Fatemeh Ekhtesari, left, and Mehdi Musavi right
Two Iranian poets are facing 99 lashes each for shaking hands with people of the opposite sex in one of the latest examples of harsh punishments meted out against writers
and artists by Iran's judiciary, according to human rights advocates.
The poets, Fatemeh Ekhtesari and Mehdi Musavi, have also both been sentenced to years in prison for "insulting the sacred" in their writings, a decision slammed by freedom of expression activists.
"Ekhtesari and Musavi's arrests and convictions are a travesty of justice, and send a chill over the already beleaguered creative community in Iran," Karin Deutsch Karlekar, director of Free Expression Programs at PEN American Center, said in a statement earlier this month.
Their cases highlight the contrast between the moderate image projected abroad by Iranian President Hassan Rouhani and the hardline approach to human rights pursued by authorities inside Iran.
Many Americans are familiar with Iran's detention of Washington Post reporter Jason Rezaian, who's been kept behind bars for more than a year on espionage charges. The newspaper denounced a recent court decision to convict Rezaian, who holds dual Iranian and American citizenship, as "an outrageous injustice."
But other Iranian writers who are less well known in the West have fallen foul of Iranian authorities, according to rights groups.
Earlier this month, Ekhtesari and Musavi, who touched on social issues in their work, received prison sentences of 11½ and 9 years respectively for convictions based on confessions extracted under duress, according to PEN. Both poets legally published books that received approval from the Ministry of Islamic Guidance, the group said.
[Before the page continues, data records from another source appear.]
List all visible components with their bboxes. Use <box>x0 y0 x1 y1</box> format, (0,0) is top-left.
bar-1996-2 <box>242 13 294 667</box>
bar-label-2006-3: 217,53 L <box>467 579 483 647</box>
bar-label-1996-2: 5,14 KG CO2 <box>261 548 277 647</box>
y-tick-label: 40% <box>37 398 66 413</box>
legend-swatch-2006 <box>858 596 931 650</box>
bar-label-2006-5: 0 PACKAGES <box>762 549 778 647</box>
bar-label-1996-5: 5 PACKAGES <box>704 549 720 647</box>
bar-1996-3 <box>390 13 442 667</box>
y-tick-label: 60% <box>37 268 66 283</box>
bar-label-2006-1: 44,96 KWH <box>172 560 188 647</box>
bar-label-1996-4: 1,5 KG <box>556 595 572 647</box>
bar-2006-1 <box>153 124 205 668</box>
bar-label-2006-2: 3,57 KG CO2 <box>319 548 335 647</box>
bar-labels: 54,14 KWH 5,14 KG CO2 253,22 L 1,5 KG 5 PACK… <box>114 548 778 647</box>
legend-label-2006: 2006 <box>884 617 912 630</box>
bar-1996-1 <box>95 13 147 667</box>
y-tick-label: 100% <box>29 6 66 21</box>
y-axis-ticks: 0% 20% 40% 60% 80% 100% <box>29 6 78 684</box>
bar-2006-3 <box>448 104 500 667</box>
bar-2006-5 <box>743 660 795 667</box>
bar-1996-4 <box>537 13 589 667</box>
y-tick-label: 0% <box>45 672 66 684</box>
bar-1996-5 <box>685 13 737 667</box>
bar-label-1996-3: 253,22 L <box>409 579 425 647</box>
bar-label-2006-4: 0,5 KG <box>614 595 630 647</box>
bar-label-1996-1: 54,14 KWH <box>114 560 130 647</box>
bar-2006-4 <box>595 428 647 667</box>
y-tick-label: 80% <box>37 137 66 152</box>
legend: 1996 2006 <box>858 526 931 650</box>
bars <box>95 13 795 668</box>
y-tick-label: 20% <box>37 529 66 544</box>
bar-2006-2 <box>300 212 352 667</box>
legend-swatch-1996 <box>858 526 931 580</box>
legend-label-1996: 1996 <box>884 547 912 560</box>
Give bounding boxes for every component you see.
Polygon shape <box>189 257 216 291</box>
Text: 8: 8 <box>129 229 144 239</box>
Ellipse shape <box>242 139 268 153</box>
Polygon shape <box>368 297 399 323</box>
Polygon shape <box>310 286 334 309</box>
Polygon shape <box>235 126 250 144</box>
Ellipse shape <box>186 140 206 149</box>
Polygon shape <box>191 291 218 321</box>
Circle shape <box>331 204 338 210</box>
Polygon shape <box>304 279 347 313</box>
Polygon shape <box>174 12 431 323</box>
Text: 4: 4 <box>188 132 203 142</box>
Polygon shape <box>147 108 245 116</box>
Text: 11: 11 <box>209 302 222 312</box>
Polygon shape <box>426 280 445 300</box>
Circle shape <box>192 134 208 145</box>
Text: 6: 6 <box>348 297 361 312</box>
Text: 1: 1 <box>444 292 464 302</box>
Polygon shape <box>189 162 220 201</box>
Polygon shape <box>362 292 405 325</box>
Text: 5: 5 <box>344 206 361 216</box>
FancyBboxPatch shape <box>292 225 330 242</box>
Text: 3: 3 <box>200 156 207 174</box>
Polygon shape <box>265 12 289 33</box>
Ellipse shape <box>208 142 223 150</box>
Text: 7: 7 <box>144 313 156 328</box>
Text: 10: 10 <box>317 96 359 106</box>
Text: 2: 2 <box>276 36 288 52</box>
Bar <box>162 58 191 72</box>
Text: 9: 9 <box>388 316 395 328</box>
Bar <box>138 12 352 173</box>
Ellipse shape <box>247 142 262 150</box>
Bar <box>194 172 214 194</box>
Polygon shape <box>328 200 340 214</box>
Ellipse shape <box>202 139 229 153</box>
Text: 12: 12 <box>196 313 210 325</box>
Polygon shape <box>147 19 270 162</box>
The flogging sentences came after Ekhtesari admitted to shaking hands with male participants at a poetry event in Sweden, PEN said. Shaking hands with a member of the opposite sex who isn't an immediate relation is considered an "illegitimate sexual relationship short of adultery" in Iran, it said.
A spokesman for the Iranian judiciary declined to comment on the poets' cases, which haven't been covered in the country's state media.